Research themes Wingquist laboratory

These are research themes that were active during the VINN Excellence Research Program 2007-2017.

During the Vinnova VINN excellence period, research was carried out in three multi-disciplinary themes. In these themes we met challenges and gathered the people most suited for each task, independent of which research group they belonged to. In reality, it meant that researchers from at least two groups of researchers always were included in each theme.

The change from more narrow projects to three broader themes was a way to open up for wider collaboration. It also enhanced marketing of the centre and its results, and thereby improved the implementation of results in new companies and business areas.

Product Development 4.0

Product Development 4.0 (PD 4.0) aimed to understand and develop theory, methods and tools necessary for new products and manufacturing systems, aligned with the ideas of Industry 4.0.

PD 4.0 realized the potential in Set-Based Engineering and Platform-Based Development by capitalizing on the advancements in digital design, simulation, visualization and digital prototyping. This enabled exploration and evaluation of design spaces, as parts of a fully digitalized development process.

The theme aimed to integrate and model all aspects of complex product and production systems, including models for novel manufacturing technologies and product technologies.

Smart Assembly

Assembly systems and technologies are key processes in the manufacturing of complex products. Focus areas in this theme were robust design, tolerance analysis, sequencing, path planning, assembly ergonomics, human/machine interactions, resource allocation and energy optimization.

The potential of increased digitalization, with better product and process knowledge, is used in an interlinked approach, where the conditions for each individual product are optimized to reach highest product quality with limited resource consumption. New materials give new manufacturing possibilities, but may also require new joining methods that need to be included in simulations. The area Smart Assembly aimed to contribute to the development of new theories, methods and digital tools that support highly efficient and effective assembly processes.

Perceived Quality

Perceived Quality (PQ) signifies how a customer interprets quality with their senses. This theme focused on how to develop products with an accurate level of PQ for the intended customer and product segment. This involved understanding the customers in order to find the adequate level, verifying PQ virtually and also understanding the impact on PQ from other attributes.
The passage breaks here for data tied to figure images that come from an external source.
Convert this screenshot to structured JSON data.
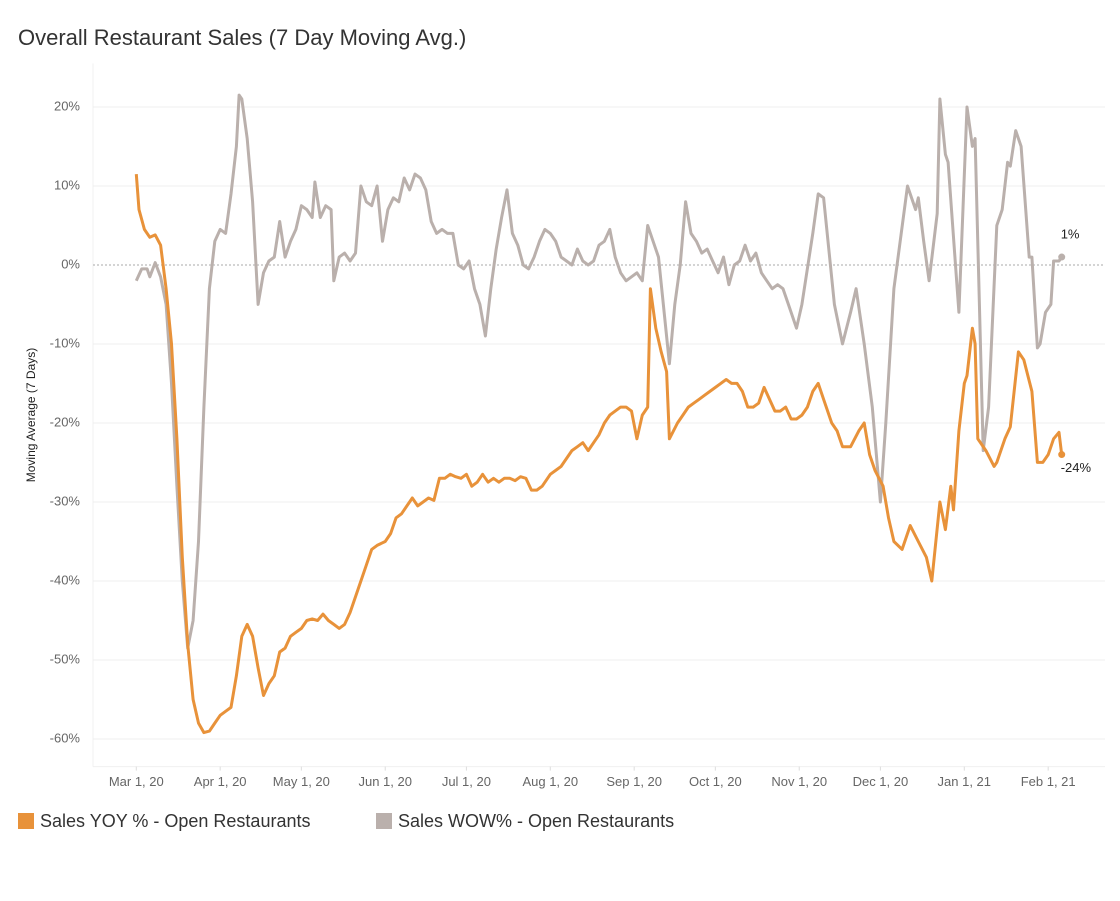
{
  "chart_data": {
    "type": "line",
    "title": "Overall Restaurant Sales (7 Day Moving Avg.)",
    "y_label": "Moving Average (7 Days)",
    "xlim": [
      "2020-02-14",
      "2021-02-22"
    ],
    "xticks": [
      {
        "value": "2020-03-01",
        "label": "Mar 1, 20"
      },
      {
        "value": "2020-04-01",
        "label": "Apr 1, 20"
      },
      {
        "value": "2020-05-01",
        "label": "May 1, 20"
      },
      {
        "value": "2020-06-01",
        "label": "Jun 1, 20"
      },
      {
        "value": "2020-07-01",
        "label": "Jul 1, 20"
      },
      {
        "value": "2020-08-01",
        "label": "Aug 1, 20"
      },
      {
        "value": "2020-09-01",
        "label": "Sep 1, 20"
      },
      {
        "value": "2020-10-01",
        "label": "Oct 1, 20"
      },
      {
        "value": "2020-11-01",
        "label": "Nov 1, 20"
      },
      {
        "value": "2020-12-01",
        "label": "Dec 1, 20"
      },
      {
        "value": "2021-01-01",
        "label": "Jan 1, 21"
      },
      {
        "value": "2021-02-01",
        "label": "Feb 1, 21"
      }
    ],
    "ylim": [
      -63.5,
      25.5
    ],
    "yticks": [
      {
        "value": -60,
        "label": "-60%"
      },
      {
        "value": -50,
        "label": "-50%"
      },
      {
        "value": -40,
        "label": "-40%"
      },
      {
        "value": -30,
        "label": "-30%"
      },
      {
        "value": -20,
        "label": "-20%"
      },
      {
        "value": -10,
        "label": "-10%"
      },
      {
        "value": 0,
        "label": "0%"
      },
      {
        "value": 10,
        "label": "10%"
      },
      {
        "value": 20,
        "label": "20%"
      }
    ],
    "grid": true,
    "legend": "bottom",
    "series": [
      {
        "name": "Sales YOY % - Open Restaurants",
        "color": "#e8923a",
        "end_label": "-24%",
        "x": [
          "2020-03-01",
          "2020-03-02",
          "2020-03-04",
          "2020-03-06",
          "2020-03-08",
          "2020-03-10",
          "2020-03-12",
          "2020-03-14",
          "2020-03-16",
          "2020-03-18",
          "2020-03-20",
          "2020-03-22",
          "2020-03-24",
          "2020-03-26",
          "2020-03-28",
          "2020-03-30",
          "2020-04-01",
          "2020-04-03",
          "2020-04-05",
          "2020-04-07",
          "2020-04-09",
          "2020-04-11",
          "2020-04-13",
          "2020-04-15",
          "2020-04-17",
          "2020-04-19",
          "2020-04-21",
          "2020-04-23",
          "2020-04-25",
          "2020-04-27",
          "2020-04-29",
          "2020-05-01",
          "2020-05-03",
          "2020-05-05",
          "2020-05-07",
          "2020-05-09",
          "2020-05-11",
          "2020-05-13",
          "2020-05-15",
          "2020-05-17",
          "2020-05-19",
          "2020-05-21",
          "2020-05-23",
          "2020-05-25",
          "2020-05-27",
          "2020-05-29",
          "2020-06-01",
          "2020-06-03",
          "2020-06-05",
          "2020-06-07",
          "2020-06-09",
          "2020-06-11",
          "2020-06-13",
          "2020-06-15",
          "2020-06-17",
          "2020-06-19",
          "2020-06-21",
          "2020-06-23",
          "2020-06-25",
          "2020-06-27",
          "2020-06-29",
          "2020-07-01",
          "2020-07-03",
          "2020-07-05",
          "2020-07-07",
          "2020-07-09",
          "2020-07-11",
          "2020-07-13",
          "2020-07-15",
          "2020-07-17",
          "2020-07-19",
          "2020-07-21",
          "2020-07-23",
          "2020-07-25",
          "2020-07-27",
          "2020-07-29",
          "2020-08-01",
          "2020-08-03",
          "2020-08-05",
          "2020-08-07",
          "2020-08-09",
          "2020-08-11",
          "2020-08-13",
          "2020-08-15",
          "2020-08-17",
          "2020-08-19",
          "2020-08-21",
          "2020-08-23",
          "2020-08-25",
          "2020-08-27",
          "2020-08-29",
          "2020-08-31",
          "2020-09-02",
          "2020-09-04",
          "2020-09-06",
          "2020-09-07",
          "2020-09-09",
          "2020-09-11",
          "2020-09-13",
          "2020-09-14",
          "2020-09-17",
          "2020-09-19",
          "2020-09-21",
          "2020-09-23",
          "2020-09-25",
          "2020-09-27",
          "2020-09-29",
          "2020-10-01",
          "2020-10-03",
          "2020-10-05",
          "2020-10-07",
          "2020-10-09",
          "2020-10-11",
          "2020-10-13",
          "2020-10-15",
          "2020-10-17",
          "2020-10-19",
          "2020-10-21",
          "2020-10-23",
          "2020-10-25",
          "2020-10-27",
          "2020-10-29",
          "2020-10-31",
          "2020-11-02",
          "2020-11-04",
          "2020-11-06",
          "2020-11-08",
          "2020-11-10",
          "2020-11-13",
          "2020-11-15",
          "2020-11-17",
          "2020-11-20",
          "2020-11-23",
          "2020-11-25",
          "2020-11-27",
          "2020-11-29",
          "2020-12-02",
          "2020-12-04",
          "2020-12-06",
          "2020-12-09",
          "2020-12-12",
          "2020-12-15",
          "2020-12-18",
          "2020-12-20",
          "2020-12-23",
          "2020-12-25",
          "2020-12-27",
          "2020-12-28",
          "2020-12-30",
          "2021-01-01",
          "2021-01-02",
          "2021-01-04",
          "2021-01-05",
          "2021-01-06",
          "2021-01-09",
          "2021-01-12",
          "2021-01-13",
          "2021-01-16",
          "2021-01-18",
          "2021-01-21",
          "2021-01-23",
          "2021-01-26",
          "2021-01-28",
          "2021-01-30",
          "2021-02-01",
          "2021-02-03",
          "2021-02-05",
          "2021-02-06"
        ],
        "values": [
          11.5,
          7,
          4.5,
          3.5,
          3.8,
          2.5,
          -3,
          -10,
          -22,
          -37,
          -48,
          -55,
          -58,
          -59.2,
          -59,
          -58,
          -57,
          -56.5,
          -56,
          -52,
          -47,
          -45.5,
          -47,
          -51,
          -54.5,
          -53,
          -52,
          -49,
          -48.5,
          -47,
          -46.5,
          -46,
          -45,
          -44.8,
          -45,
          -44.2,
          -45,
          -45.5,
          -46,
          -45.5,
          -44,
          -42,
          -40,
          -38,
          -36,
          -35.5,
          -35,
          -34,
          -32,
          -31.5,
          -30.5,
          -29.5,
          -30.5,
          -30,
          -29.5,
          -29.8,
          -27,
          -27,
          -26.5,
          -26.8,
          -27,
          -26.5,
          -28,
          -27.5,
          -26.5,
          -27.5,
          -27,
          -27.5,
          -27,
          -27,
          -27.3,
          -26.8,
          -27,
          -28.5,
          -28.5,
          -28,
          -26.5,
          -26,
          -25.5,
          -24.5,
          -23.5,
          -23,
          -22.5,
          -23.5,
          -22.5,
          -21.5,
          -20,
          -19,
          -18.5,
          -18,
          -18,
          -18.5,
          -22,
          -19,
          -18,
          -3,
          -8,
          -11,
          -13.5,
          -22,
          -20,
          -19,
          -18,
          -17.5,
          -17,
          -16.5,
          -16,
          -15.5,
          -15,
          -14.5,
          -15,
          -15,
          -16,
          -18,
          -18,
          -17.5,
          -15.5,
          -17,
          -18.5,
          -18.5,
          -18,
          -19.5,
          -19.5,
          -19,
          -18,
          -16,
          -15,
          -17,
          -20,
          -21,
          -23,
          -23,
          -21,
          -20,
          -24,
          -26,
          -28,
          -32,
          -35,
          -36,
          -33,
          -35,
          -37,
          -40,
          -30,
          -33.5,
          -28,
          -31,
          -21,
          -15,
          -14,
          -8,
          -10,
          -22,
          -23.5,
          -25.5,
          -25,
          -22,
          -20.5,
          -11,
          -12,
          -16,
          -25,
          -25,
          -24,
          -22,
          -21.2,
          -24
        ]
      },
      {
        "name": "Sales WOW% - Open Restaurants",
        "color": "#bab0ac",
        "end_label": "1%",
        "x": [
          "2020-03-01",
          "2020-03-03",
          "2020-03-05",
          "2020-03-06",
          "2020-03-08",
          "2020-03-10",
          "2020-03-12",
          "2020-03-14",
          "2020-03-16",
          "2020-03-18",
          "2020-03-20",
          "2020-03-22",
          "2020-03-24",
          "2020-03-26",
          "2020-03-28",
          "2020-03-30",
          "2020-04-01",
          "2020-04-03",
          "2020-04-05",
          "2020-04-07",
          "2020-04-08",
          "2020-04-09",
          "2020-04-11",
          "2020-04-13",
          "2020-04-15",
          "2020-04-17",
          "2020-04-19",
          "2020-04-21",
          "2020-04-23",
          "2020-04-25",
          "2020-04-27",
          "2020-04-29",
          "2020-05-01",
          "2020-05-03",
          "2020-05-05",
          "2020-05-06",
          "2020-05-08",
          "2020-05-10",
          "2020-05-12",
          "2020-05-13",
          "2020-05-15",
          "2020-05-17",
          "2020-05-19",
          "2020-05-21",
          "2020-05-23",
          "2020-05-25",
          "2020-05-27",
          "2020-05-29",
          "2020-05-31",
          "2020-06-02",
          "2020-06-04",
          "2020-06-06",
          "2020-06-08",
          "2020-06-10",
          "2020-06-12",
          "2020-06-14",
          "2020-06-16",
          "2020-06-18",
          "2020-06-20",
          "2020-06-22",
          "2020-06-24",
          "2020-06-26",
          "2020-06-28",
          "2020-06-30",
          "2020-07-02",
          "2020-07-04",
          "2020-07-06",
          "2020-07-08",
          "2020-07-10",
          "2020-07-12",
          "2020-07-14",
          "2020-07-16",
          "2020-07-18",
          "2020-07-20",
          "2020-07-22",
          "2020-07-24",
          "2020-07-26",
          "2020-07-28",
          "2020-07-30",
          "2020-08-01",
          "2020-08-03",
          "2020-08-05",
          "2020-08-07",
          "2020-08-09",
          "2020-08-11",
          "2020-08-13",
          "2020-08-15",
          "2020-08-17",
          "2020-08-19",
          "2020-08-21",
          "2020-08-23",
          "2020-08-25",
          "2020-08-27",
          "2020-08-29",
          "2020-08-31",
          "2020-09-02",
          "2020-09-04",
          "2020-09-06",
          "2020-09-08",
          "2020-09-10",
          "2020-09-14",
          "2020-09-16",
          "2020-09-18",
          "2020-09-20",
          "2020-09-22",
          "2020-09-24",
          "2020-09-26",
          "2020-09-28",
          "2020-09-30",
          "2020-10-02",
          "2020-10-04",
          "2020-10-06",
          "2020-10-08",
          "2020-10-10",
          "2020-10-12",
          "2020-10-14",
          "2020-10-16",
          "2020-10-18",
          "2020-10-20",
          "2020-10-22",
          "2020-10-24",
          "2020-10-26",
          "2020-10-28",
          "2020-10-31",
          "2020-11-02",
          "2020-11-06",
          "2020-11-08",
          "2020-11-10",
          "2020-11-14",
          "2020-11-17",
          "2020-11-20",
          "2020-11-22",
          "2020-11-25",
          "2020-11-28",
          "2020-12-01",
          "2020-12-03",
          "2020-12-06",
          "2020-12-11",
          "2020-12-14",
          "2020-12-15",
          "2020-12-17",
          "2020-12-19",
          "2020-12-22",
          "2020-12-23",
          "2020-12-25",
          "2020-12-26",
          "2020-12-30",
          "2021-01-02",
          "2021-01-04",
          "2021-01-05",
          "2021-01-08",
          "2021-01-10",
          "2021-01-13",
          "2021-01-15",
          "2021-01-17",
          "2021-01-18",
          "2021-01-20",
          "2021-01-22",
          "2021-01-25",
          "2021-01-26",
          "2021-01-28",
          "2021-01-29",
          "2021-01-31",
          "2021-02-02",
          "2021-02-03",
          "2021-02-05",
          "2021-02-06"
        ],
        "values": [
          -2,
          -0.5,
          -0.5,
          -1.5,
          0.3,
          -1.5,
          -5,
          -15,
          -28,
          -40,
          -48.5,
          -45,
          -35,
          -18,
          -3,
          3,
          4.5,
          4,
          9,
          15,
          21.5,
          21,
          16,
          8,
          -5,
          -1,
          0.5,
          1,
          5.5,
          1,
          3,
          4.5,
          7.5,
          7,
          6,
          10.5,
          6,
          7.5,
          7,
          -2,
          1,
          1.5,
          0.5,
          1.5,
          10,
          8,
          7.5,
          10,
          3,
          7,
          8.5,
          8,
          11,
          9.5,
          11.5,
          11,
          9.5,
          5.5,
          4,
          4.5,
          4,
          4,
          0,
          -0.5,
          0.5,
          -3,
          -5,
          -9,
          -3,
          2,
          6,
          9.5,
          4,
          2.5,
          0,
          -0.5,
          1,
          3,
          4.5,
          4,
          3,
          1,
          0.5,
          0,
          2,
          0.5,
          0,
          0.5,
          2.5,
          3,
          4.5,
          1,
          -1,
          -2,
          -1.5,
          -1,
          -2,
          5,
          3,
          1,
          -12.5,
          -5,
          0,
          8,
          4,
          3,
          1.5,
          2,
          0.5,
          -1,
          1,
          -2.5,
          0,
          0.5,
          2.5,
          0.5,
          1.5,
          -1,
          -2,
          -3,
          -2.5,
          -3,
          -5,
          -8,
          -5,
          4,
          9,
          8.5,
          -5,
          -10,
          -6,
          -3,
          -10,
          -18,
          -30,
          -20,
          -3,
          10,
          7,
          8.5,
          3,
          -2,
          6.5,
          21,
          14,
          13,
          -6,
          20,
          15,
          16,
          -23.5,
          -18,
          5,
          7,
          13,
          12.5,
          17,
          15,
          1,
          1,
          -10.5,
          -10,
          -6,
          -5,
          0.5,
          0.5,
          1
        ]
      }
    ]
  }
}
Product specifications to reach PQ can be very expensive, which means that sub-attributes within PQ need to be optimally balanced during product development. New methods and tools, to track PQ progress in developing programs in combination with qualitative and quantitative customer data, were developed to support this process in the theme. Automated data gathering methods, connected products, and data sharing increase the availability of data. This enhances the possibilities to understand customer behaviour and interaction with other attributes. The theme also intended to investigate how adjacent attributes and customer interaction indirectly affect interpretation of PQ.